The Sneller daemon is not exposed outside the cluster. Typically an ingress resource will be used to expose the daemon outside the cluster and also add TLS on top of this. This will be explained in more detail when a complete production-grade cluster is installed using Terraform. Now run the following command to forward the Sneller daemon to your local machine:

kubectl port-forward service/sneller-snellerd 8000 > /dev/null &
SNELLERD_PID=$!

The Sneller daemon port-forwarding is running in the background and can be stopped again using kill $SNELLERD_PID when it’s not needed anymore. For now we’ll keep it running. Now the port-forwarding is active, we should be able to access the Sneller daemon:

curl http://localhost:8000

The default installation will use 3 nodes, but it can take a few seconds before all pods have been started correctly.

Ingesting data

The default Helm image installs a cronjob in the cluster that runs an sdb sync every minute.

MINIO users: Minio exposes its API on localhost (port 80) by default. The S3_ENDPOINT refers to the end-point as it’s available from within the cluster.

First, we need to create the definition.json file that is appropriate for this configuration:

cat > definition.json <<EOF
{
  "input": [
    { "pattern": "$SNELLER_BUCKET/source/*.json.gz" }
  ]
}
EOF
aws s3 --endpoint http://localhost cp definition.json $SNELLER_BUCKET/db/tutorial/table/

Now, we will download some sample data and upload it to our Sneller source bucket.

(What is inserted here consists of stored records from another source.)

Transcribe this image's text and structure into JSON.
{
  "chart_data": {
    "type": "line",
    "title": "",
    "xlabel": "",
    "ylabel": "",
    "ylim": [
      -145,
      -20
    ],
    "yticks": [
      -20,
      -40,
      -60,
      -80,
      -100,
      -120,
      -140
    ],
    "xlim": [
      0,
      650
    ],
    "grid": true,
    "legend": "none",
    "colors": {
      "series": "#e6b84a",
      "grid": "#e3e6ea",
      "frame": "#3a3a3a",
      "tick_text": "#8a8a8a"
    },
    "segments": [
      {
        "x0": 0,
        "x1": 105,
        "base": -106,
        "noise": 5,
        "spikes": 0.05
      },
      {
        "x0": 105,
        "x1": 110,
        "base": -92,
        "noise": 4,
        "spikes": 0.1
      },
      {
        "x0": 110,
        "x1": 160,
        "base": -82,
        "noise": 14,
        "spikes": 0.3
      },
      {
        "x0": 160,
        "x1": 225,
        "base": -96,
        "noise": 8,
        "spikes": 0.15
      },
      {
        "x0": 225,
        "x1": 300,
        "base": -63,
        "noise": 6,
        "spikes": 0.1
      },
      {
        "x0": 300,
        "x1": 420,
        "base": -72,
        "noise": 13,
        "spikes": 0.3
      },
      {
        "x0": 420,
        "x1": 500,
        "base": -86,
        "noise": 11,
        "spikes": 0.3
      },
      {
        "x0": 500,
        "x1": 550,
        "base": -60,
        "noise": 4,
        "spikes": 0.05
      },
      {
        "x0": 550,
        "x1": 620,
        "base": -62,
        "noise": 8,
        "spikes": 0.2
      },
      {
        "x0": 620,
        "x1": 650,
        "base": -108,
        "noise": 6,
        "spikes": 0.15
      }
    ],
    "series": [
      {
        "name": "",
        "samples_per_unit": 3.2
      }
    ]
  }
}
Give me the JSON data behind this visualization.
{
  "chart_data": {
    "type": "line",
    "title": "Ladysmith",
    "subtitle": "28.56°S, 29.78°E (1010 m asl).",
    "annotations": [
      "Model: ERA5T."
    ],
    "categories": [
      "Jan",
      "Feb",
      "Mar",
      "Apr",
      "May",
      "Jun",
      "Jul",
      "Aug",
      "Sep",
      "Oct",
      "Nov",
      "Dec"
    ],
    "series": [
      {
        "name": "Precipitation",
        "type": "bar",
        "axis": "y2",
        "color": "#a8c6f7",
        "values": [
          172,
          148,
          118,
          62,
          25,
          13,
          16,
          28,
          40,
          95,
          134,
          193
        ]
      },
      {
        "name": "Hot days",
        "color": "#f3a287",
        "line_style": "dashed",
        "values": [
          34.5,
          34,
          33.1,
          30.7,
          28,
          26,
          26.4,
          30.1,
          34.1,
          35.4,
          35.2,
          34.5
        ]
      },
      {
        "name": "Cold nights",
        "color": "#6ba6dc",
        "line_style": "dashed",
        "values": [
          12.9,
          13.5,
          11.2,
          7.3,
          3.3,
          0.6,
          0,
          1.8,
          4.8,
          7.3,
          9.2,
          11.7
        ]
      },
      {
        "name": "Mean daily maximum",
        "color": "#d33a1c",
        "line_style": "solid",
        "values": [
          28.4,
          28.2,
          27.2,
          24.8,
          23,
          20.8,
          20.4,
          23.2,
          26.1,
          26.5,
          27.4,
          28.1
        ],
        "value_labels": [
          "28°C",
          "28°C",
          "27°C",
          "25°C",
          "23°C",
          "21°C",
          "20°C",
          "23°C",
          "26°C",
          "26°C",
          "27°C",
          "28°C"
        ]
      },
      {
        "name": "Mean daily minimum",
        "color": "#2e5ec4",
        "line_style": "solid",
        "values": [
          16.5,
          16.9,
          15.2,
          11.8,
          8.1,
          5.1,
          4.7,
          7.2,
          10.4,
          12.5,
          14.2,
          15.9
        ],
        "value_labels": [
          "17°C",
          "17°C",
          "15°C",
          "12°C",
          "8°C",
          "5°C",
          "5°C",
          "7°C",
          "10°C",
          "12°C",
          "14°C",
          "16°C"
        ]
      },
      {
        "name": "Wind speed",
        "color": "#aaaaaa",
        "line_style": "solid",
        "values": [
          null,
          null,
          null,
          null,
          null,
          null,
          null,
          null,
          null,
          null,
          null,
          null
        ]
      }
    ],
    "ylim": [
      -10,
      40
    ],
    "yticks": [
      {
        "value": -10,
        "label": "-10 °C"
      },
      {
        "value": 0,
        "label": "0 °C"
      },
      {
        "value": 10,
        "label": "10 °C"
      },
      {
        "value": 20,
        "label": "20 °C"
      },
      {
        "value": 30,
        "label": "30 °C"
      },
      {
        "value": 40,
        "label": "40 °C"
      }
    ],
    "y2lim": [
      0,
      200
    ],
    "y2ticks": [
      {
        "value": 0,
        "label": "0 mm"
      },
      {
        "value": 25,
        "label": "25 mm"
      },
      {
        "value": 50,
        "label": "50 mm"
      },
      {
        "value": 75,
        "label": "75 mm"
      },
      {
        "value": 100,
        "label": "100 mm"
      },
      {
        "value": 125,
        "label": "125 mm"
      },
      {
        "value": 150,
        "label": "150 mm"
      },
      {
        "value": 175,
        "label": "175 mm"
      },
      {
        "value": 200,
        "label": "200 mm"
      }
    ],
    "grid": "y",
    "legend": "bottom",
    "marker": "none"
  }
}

wget https://data.gharchive.org/2015-01-01-{15..16}.json.gz
aws s3 --endpoint http://localhost cp 2015-01-01-15.json.gz $SNELLER_BUCKET/source/
aws s3 --endpoint http://localhost cp 2015-01-01-16.json.gz $SNELLER_BUCKET/source/
aws s3 --endpoint http://localhost ls $SNELLER_BUCKET/source/

Because the sdb sync cronjob runs every minute, it may take up to a minute before the data is actually ingested. You can check if the cronjob has been run by checking the last scheduled time of the cronjob or the last running pods:

kubectl get cronjob sneller-sdb   # list the cronjob
kubectl get pods -l app=sdb       # list the past few pods that ran sdb

When the data has been ingested properly, then the db/tutorial/table should hold the data in addition to the table definition (definition.json):

aws s3 --endpoint http://localhost ls $SNELLER_BUCKET/db/tutorial/table/

Query the engine

Make sure the port forwarding to your Sneller daemon is still intact and then you can start running queries against the engine:

curl -H "Authorization: Bearer $SNELLER_TOKEN" \
     -H 'Accept: application/json' \
     'http://localhost:8000/query?database=tutorial' \
     --data-raw $'SELECT COUNT(*) FROM table'

Now download some more source files and upload them to the S3 bucket:

wget https://data.gharchive.org/2015-01-01-{17..18}.json.gz
aws s3 --endpoint http://localhost cp 2015-01-01-17.json.gz $SNELLER_BUCKET/source/
aws s3 --endpoint http://localhost cp 2015-01-01-18.json.gz $SNELLER_BUCKET/source/
aws s3 --endpoint http://localhost ls $SNELLER_BUCKET/source/

When the synchronization has ran, then the previous query should show some more records.


  1. Note that the index-key is typically not used for regular use. ↩︎